The Health Insurance Portability and Accountability Act (HIPAA) has provisions covering HIPAA training in both the Privacy and Security Rules which explain, in broad terms, what training must be provided and how often HIPAA training is required. That said, the HIPAA training requirements are a source of confusion for some HIPAA covered entities and business associates.
Before providing our interpretation of how often HIPAA training is required and the industry best practices for HIPAA training, it is worthwhile covering the HIPAA training requirements of both the HIPAA Privacy and HIPAA Security Rules.
The HIPAA Training Requirements for Covered Entities and Business Associates
The HIPAA Privacy Rule requires training to be provided to the workforce to ensure all employees who encounter protected health information (PHI) are fully aware of their responsibilities with respect to the PHI, and the provisions of the HIPAA Rules that apply to their day-to-day work responsibilities. The training provisions of the HIPAA Privacy Rule do not specify exactly what training must be provided or the length of training courses, only stating, “A covered entity must train all members of its workforce on the policies and procedures with respect to protected health information,” and that the training should be provided “as necessary and appropriate for the members of the workforce to carry out their functions within the covered entity.”
The HIPAA Security Rule training requirements call for a security awareness and training program to be implemented “for all members of its workforce (including management).” There are some implementation specifications detailed in the Security Rule, which state that training should address security reminders, protection from malicious software, log-in monitoring, and password management.
The Security Rule training requirements are “Addressable” rather than “Required.” Addressable does not mean that training can be ignored, it means there is some flexibility over how the provision is implemented. It should be noted that just because an aspect of security is not specifically mentioned it does not mean that it is not required in training. Phishing is not mentioned, as it was not a major problem when the Security Rule was written, yet security awareness training does need to include training for employees on how to recognize phishing emails. Security awareness training should cover all threats that healthcare employees are likely to face to help them identify the threats as such should they be encountered.
Who Must Receive Training?
The HIPAA Privacy and Security Rules require training to be provided by covered entities/business associates for “all members of its workforce.”
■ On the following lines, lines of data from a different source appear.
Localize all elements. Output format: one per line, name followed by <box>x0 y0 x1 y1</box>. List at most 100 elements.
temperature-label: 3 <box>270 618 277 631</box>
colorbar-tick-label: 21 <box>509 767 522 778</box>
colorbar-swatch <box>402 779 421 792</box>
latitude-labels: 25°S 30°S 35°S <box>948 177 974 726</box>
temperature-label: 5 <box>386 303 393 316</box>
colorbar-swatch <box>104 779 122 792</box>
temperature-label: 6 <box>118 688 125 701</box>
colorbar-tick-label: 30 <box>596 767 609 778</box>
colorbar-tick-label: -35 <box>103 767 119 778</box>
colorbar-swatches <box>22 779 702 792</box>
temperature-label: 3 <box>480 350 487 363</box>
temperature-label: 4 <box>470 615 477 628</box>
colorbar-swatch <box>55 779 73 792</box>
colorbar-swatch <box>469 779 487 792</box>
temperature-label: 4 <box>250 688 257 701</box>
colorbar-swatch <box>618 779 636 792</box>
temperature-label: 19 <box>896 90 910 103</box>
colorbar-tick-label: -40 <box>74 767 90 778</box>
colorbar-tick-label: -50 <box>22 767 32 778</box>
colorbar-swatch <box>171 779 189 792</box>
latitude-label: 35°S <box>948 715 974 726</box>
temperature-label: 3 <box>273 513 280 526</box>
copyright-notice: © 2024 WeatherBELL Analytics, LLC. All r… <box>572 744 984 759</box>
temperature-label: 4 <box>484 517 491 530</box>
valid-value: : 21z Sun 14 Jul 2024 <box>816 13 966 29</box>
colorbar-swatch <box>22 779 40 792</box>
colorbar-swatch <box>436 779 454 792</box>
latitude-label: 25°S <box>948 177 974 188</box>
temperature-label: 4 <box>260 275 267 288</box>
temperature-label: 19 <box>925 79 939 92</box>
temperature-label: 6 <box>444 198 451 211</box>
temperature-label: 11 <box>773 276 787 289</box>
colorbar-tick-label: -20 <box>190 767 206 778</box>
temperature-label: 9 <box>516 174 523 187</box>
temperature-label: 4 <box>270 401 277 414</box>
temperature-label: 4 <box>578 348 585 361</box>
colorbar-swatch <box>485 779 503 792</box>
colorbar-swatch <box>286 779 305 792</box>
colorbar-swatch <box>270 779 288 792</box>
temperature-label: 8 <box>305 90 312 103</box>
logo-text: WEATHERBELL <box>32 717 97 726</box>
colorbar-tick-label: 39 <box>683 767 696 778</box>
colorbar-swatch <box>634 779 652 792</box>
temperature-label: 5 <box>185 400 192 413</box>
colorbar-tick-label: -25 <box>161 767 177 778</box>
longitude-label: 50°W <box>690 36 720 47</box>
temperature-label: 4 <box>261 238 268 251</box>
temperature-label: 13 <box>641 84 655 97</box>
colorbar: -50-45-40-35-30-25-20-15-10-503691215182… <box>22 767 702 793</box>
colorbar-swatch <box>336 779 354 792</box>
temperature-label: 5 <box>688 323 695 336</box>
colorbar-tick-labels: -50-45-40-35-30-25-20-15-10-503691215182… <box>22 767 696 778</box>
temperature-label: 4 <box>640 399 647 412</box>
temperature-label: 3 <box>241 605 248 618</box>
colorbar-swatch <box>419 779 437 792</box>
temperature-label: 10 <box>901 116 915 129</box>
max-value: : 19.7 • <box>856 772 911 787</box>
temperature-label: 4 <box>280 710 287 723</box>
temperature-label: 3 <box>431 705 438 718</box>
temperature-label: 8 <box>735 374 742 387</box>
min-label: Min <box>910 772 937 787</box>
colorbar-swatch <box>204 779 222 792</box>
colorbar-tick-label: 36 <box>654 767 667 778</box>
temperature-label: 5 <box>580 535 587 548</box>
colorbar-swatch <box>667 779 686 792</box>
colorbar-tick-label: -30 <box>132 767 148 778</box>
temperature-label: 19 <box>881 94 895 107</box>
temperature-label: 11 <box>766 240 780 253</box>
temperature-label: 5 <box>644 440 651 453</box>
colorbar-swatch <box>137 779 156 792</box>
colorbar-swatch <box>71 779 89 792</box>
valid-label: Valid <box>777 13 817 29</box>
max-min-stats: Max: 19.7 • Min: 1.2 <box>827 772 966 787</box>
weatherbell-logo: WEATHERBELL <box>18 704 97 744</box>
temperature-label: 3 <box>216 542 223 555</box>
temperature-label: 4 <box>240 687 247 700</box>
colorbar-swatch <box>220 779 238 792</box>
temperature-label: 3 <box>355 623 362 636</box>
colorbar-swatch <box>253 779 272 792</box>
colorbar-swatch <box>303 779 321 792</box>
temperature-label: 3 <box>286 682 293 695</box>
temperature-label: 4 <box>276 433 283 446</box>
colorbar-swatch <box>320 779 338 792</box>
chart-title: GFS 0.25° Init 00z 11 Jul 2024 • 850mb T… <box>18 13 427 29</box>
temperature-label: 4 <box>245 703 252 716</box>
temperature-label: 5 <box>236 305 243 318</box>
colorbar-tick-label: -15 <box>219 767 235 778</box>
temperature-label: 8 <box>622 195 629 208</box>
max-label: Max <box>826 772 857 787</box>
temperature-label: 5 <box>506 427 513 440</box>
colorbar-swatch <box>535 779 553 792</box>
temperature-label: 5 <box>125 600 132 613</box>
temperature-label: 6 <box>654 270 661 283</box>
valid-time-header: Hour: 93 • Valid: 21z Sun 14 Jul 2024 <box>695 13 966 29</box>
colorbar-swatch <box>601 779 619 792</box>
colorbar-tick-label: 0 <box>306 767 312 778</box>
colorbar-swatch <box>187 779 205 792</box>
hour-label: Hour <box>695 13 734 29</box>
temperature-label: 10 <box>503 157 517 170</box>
The HIPAA definition of workforce covers paid and non-paid individuals: “Workforce means employees, volunteers, trainees, and other persons whose conduct, in the performance of work for a covered entity or business associate, is under the direct control of such covered entity or business associate, whether or not they are paid by the covered entity or business associate.”
To further clarify this requirement, all individuals who may come into contact with PHI must receive training, which includes management, clinical staff, administration staff, hospital porters, and even cleaning staff, as the latter may encounter paperwork containing PHI. Training should be appropriate to the role of each individual and must cover all HIPAA provisions relevant to an individual’s role and responsibilities.
How Often is HIPAA Training Required?
There is some flexibility when it comes to the provision of training. The Privacy Rule states that training must be provided “To each member of the covered entity’s workforce by no later than the compliance date for the covered entity”; “to each new member of the workforce within a reasonable period of time after the person joins the covered entity’s workforce”; and “to each member of the covered entity’s workforce whose functions are affected by a material change in the policies or procedures… within a reasonable period of time after the material change becomes effective.”
“Within a reasonable period of time” means as soon as possible, which should be days or weeks ideally, rather than several months after commencing employment or following changes to policies and procedures and certainly within 60 days.
In addition to initial HIPAA training and following a change to policies and procedures, refresher training sessions must also be provided. HIPAA only calls for “periodic” training, which is rather vague. The industry best practice is for refresher HIPAA training to be provided annually, with re-training on the requirements of HIPAA provided no less frequently than every two years.
The frequency of security awareness training should be guided by a risk assessment. Given the extent to which the healthcare industry is targeted by cybercriminals and the number of phishing attacks on healthcare organizations, annual security awareness training is no longer sufficient. The best practice is now to provide security awareness training every 6 months to reinforce cybersecurity best practices, along with more frequent security reminders such as monthly cybersecurity newsletters recommended.
While not a requirement of the HIPAA Security Rule, organizations should also consider conducting phishing simulations to test the effectiveness of their security awareness training program. If employees fail phishing simulations, further training should then be provided.